Threat: Privilege Escalation within Coolify

• Description: An attacker with limited access to Coolify (e.g., a regular user) exploits vulnerabilities to gain higher privileges, such as administrator access. This could be achieved through bugs in access control mechanisms, user management, or API endpoints.
• Impact: Full control of the Coolify platform, ability to manage all applications and databases, potential for data breaches, deployment of malicious applications, denial of service, and further attacks on underlying infrastructure.
• Affected Coolify Component: Access Control Module (RBAC), User Management, API Endpoints, Authentication and Authorization mechanisms.
• Risk Severity: Critical
• Mitigation Strategies:
  • Strictly adhere to the principle of least privilege for user roles and permissions within Coolify.
  • Regularly audit access control mechanisms for weaknesses and misconfigurations.
  • Implement robust input validation and sanitization to prevent injection attacks that could lead to privilege escalation.
  • Conduct security testing specifically for privilege escalation vulnerabilities.

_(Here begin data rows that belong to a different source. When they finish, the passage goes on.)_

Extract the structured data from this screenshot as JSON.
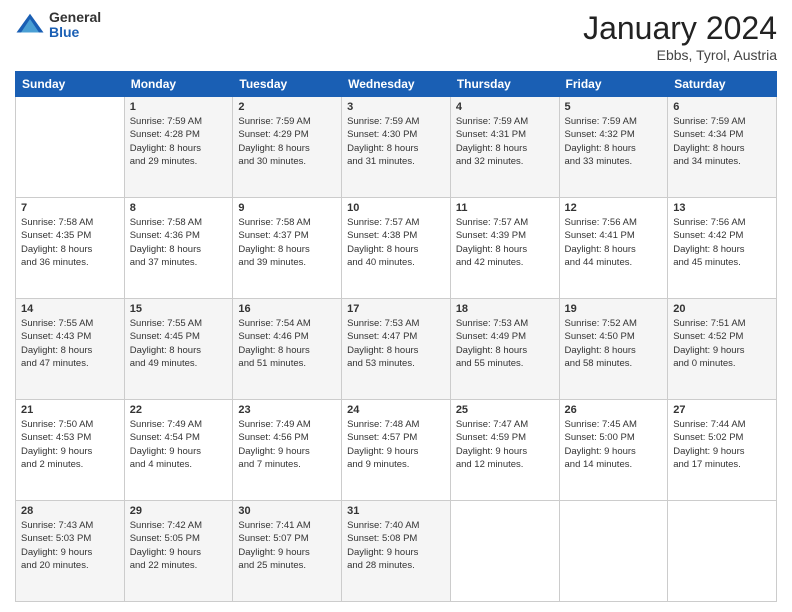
{
  "logo": {
    "general": "General",
    "blue": "Blue"
  },
  "header": {
    "month_year": "January 2024",
    "location": "Ebbs, Tyrol, Austria"
  },
  "weekdays": [
    "Sunday",
    "Monday",
    "Tuesday",
    "Wednesday",
    "Thursday",
    "Friday",
    "Saturday"
  ],
  "weeks": [
    [
      {
        "day": "",
        "info": ""
      },
      {
        "day": "1",
        "info": "Sunrise: 7:59 AM\nSunset: 4:28 PM\nDaylight: 8 hours\nand 29 minutes."
      },
      {
        "day": "2",
        "info": "Sunrise: 7:59 AM\nSunset: 4:29 PM\nDaylight: 8 hours\nand 30 minutes."
      },
      {
        "day": "3",
        "info": "Sunrise: 7:59 AM\nSunset: 4:30 PM\nDaylight: 8 hours\nand 31 minutes."
      },
      {
        "day": "4",
        "info": "Sunrise: 7:59 AM\nSunset: 4:31 PM\nDaylight: 8 hours\nand 32 minutes."
      },
      {
        "day": "5",
        "info": "Sunrise: 7:59 AM\nSunset: 4:32 PM\nDaylight: 8 hours\nand 33 minutes."
      },
      {
        "day": "6",
        "info": "Sunrise: 7:59 AM\nSunset: 4:34 PM\nDaylight: 8 hours\nand 34 minutes."
      }
    ],
    [
      {
        "day": "7",
        "info": "Sunrise: 7:58 AM\nSunset: 4:35 PM\nDaylight: 8 hours\nand 36 minutes."
      },
      {
        "day": "8",
        "info": "Sunrise: 7:58 AM\nSunset: 4:36 PM\nDaylight: 8 hours\nand 37 minutes."
      },
      {
        "day": "9",
        "info": "Sunrise: 7:58 AM\nSunset: 4:37 PM\nDaylight: 8 hours\nand 39 minutes."
      },
      {
        "day": "10",
        "info": "Sunrise: 7:57 AM\nSunset: 4:38 PM\nDaylight: 8 hours\nand 40 minutes."
      },
      {
        "day": "11",
        "info": "Sunrise: 7:57 AM\nSunset: 4:39 PM\nDaylight: 8 hours\nand 42 minutes."
      },
      {
        "day": "12",
        "info": "Sunrise: 7:56 AM\nSunset: 4:41 PM\nDaylight: 8 hours\nand 44 minutes."
      },
      {
        "day": "13",
        "info": "Sunrise: 7:56 AM\nSunset: 4:42 PM\nDaylight: 8 hours\nand 45 minutes."
      }
    ],
    [
      {
        "day": "14",
        "info": "Sunrise: 7:55 AM\nSunset: 4:43 PM\nDaylight: 8 hours\nand 47 minutes."
      },
      {
        "day": "15",
        "info": "Sunrise: 7:55 AM\nSunset: 4:45 PM\nDaylight: 8 hours\nand 49 minutes."
      },
      {
        "day": "16",
        "info": "Sunrise: 7:54 AM\nSunset: 4:46 PM\nDaylight: 8 hours\nand 51 minutes."
      },
      {
        "day": "17",
        "info": "Sunrise: 7:53 AM\nSunset: 4:47 PM\nDaylight: 8 hours\nand 53 minutes."
      },
      {
        "day": "18",
        "info": "Sunrise: 7:53 AM\nSunset: 4:49 PM\nDaylight: 8 hours\nand 55 minutes."
      },
      {
        "day": "19",
        "info": "Sunrise: 7:52 AM\nSunset: 4:50 PM\nDaylight: 8 hours\nand 58 minutes."
      },
      {
        "day": "20",
        "info": "Sunrise: 7:51 AM\nSunset: 4:52 PM\nDaylight: 9 hours\nand 0 minutes."
      }
    ],
    [
      {
        "day": "21",
        "info": "Sunrise: 7:50 AM\nSunset: 4:53 PM\nDaylight: 9 hours\nand 2 minutes."
      },
      {
        "day": "22",
        "info": "Sunrise: 7:49 AM\nSunset: 4:54 PM\nDaylight: 9 hours\nand 4 minutes."
      },
      {
        "day": "23",
        "info": "Sunrise: 7:49 AM\nSunset: 4:56 PM\nDaylight: 9 hours\nand 7 minutes."
      },
      {
        "day": "24",
        "info": "Sunrise: 7:48 AM\nSunset: 4:57 PM\nDaylight: 9 hours\nand 9 minutes."
      },
      {
        "day": "25",
        "info": "Sunrise: 7:47 AM\nSunset: 4:59 PM\nDaylight: 9 hours\nand 12 minutes."
      },
      {
        "day": "26",
        "info": "Sunrise: 7:45 AM\nSunset: 5:00 PM\nDaylight: 9 hours\nand 14 minutes."
      },
      {
        "day": "27",
        "info": "Sunrise: 7:44 AM\nSunset: 5:02 PM\nDaylight: 9 hours\nand 17 minutes."
      }
    ],
    [
      {
        "day": "28",
        "info": "Sunrise: 7:43 AM\nSunset: 5:03 PM\nDaylight: 9 hours\nand 20 minutes."
      },
      {
        "day": "29",
        "info": "Sunrise: 7:42 AM\nSunset: 5:05 PM\nDaylight: 9 hours\nand 22 minutes."
      },
      {
        "day": "30",
        "info": "Sunrise: 7:41 AM\nSunset: 5:07 PM\nDaylight: 9 hours\nand 25 minutes."
      },
      {
        "day": "31",
        "info": "Sunrise: 7:40 AM\nSunset: 5:08 PM\nDaylight: 9 hours\nand 28 minutes."
      },
      {
        "day": "",
        "info": ""
      },
      {
        "day": "",
        "info": ""
      },
      {
        "day": "",
        "info": ""
      }
    ]
  ]
}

Threat: Container Escape from Deployed Applications

• Description: An attacker exploits vulnerabilities in the container runtime environment or insecure container configurations to escape the containerized environment of a deployed application and gain access to the underlying Coolify host system.
• Impact: Compromise of the Coolify host system, potential control over Coolify itself, access to other containers and data on the host, elevation of privilege to the host system level.
• Affected Coolify Component: Container Runtime Environment (Docker, etc.), Container Configuration, Application Deployment Module.
• Risk Severity: Critical
• Mitigation Strategies:
  • Use secure container configurations and runtime environments.
  • Regularly update the container runtime environment with security patches.
  • Apply the principle of least privilege for containerized applications, limiting capabilities and access.
  • Implement security monitoring for container escape attempts.
  • Consider using security profiles like AppArmor or SELinux to further restrict container capabilities.

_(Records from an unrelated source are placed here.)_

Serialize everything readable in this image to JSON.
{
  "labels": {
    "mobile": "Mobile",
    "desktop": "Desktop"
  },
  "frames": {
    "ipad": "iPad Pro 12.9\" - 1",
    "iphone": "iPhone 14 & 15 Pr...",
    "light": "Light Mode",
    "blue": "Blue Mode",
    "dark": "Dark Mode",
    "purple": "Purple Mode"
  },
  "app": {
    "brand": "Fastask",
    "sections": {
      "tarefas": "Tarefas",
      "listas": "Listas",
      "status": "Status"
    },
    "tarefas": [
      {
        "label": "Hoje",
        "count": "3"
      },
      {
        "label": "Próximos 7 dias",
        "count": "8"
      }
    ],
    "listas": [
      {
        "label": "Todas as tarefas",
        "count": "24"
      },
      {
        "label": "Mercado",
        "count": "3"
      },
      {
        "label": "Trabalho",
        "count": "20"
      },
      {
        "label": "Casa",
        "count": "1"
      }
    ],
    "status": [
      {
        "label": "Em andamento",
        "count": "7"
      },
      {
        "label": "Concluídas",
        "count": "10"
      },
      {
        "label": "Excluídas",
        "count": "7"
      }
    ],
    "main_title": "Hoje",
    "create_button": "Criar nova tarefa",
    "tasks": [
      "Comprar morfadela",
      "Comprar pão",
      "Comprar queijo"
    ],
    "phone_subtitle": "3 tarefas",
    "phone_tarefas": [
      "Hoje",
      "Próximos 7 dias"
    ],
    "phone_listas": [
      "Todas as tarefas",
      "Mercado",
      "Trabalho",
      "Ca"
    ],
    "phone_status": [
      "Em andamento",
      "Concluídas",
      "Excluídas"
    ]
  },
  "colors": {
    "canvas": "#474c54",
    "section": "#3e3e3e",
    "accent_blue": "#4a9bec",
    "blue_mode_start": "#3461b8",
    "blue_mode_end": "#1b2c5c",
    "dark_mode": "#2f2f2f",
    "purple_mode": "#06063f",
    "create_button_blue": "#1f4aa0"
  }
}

Threat: Agent Compromise Leading to Host Access

• Description: An attacker compromises a Coolify agent running on a target server. This could be achieved through vulnerabilities in the agent software, insecure communication channels, or weak agent authentication. Once compromised, the attacker can control the server and potentially pivot to the Coolify control panel or other connected systems.
• Impact: Control of target servers, potential access to sensitive data on those servers, ability to deploy malicious applications, potential pivot to the Coolify control panel and wider infrastructure compromise.
• Affected Coolify Component: Coolify Agent, Agent Communication Channels, Agent Authentication, Deployment Module.
• Risk Severity: High to Critical
• Mitigation Strategies:
  • Secure communication channels between the Coolify control panel and agents using encryption and strong authentication (e.g., mutual TLS).
  • Regularly update and harden Coolify agents with security patches and best practices.
  • Apply the principle of least privilege for agent permissions on target servers, limiting access to only necessary resources.
  • Implement network segmentation to limit the impact of agent compromise and prevent lateral movement.
  • Monitor agent activity for suspicious behavior.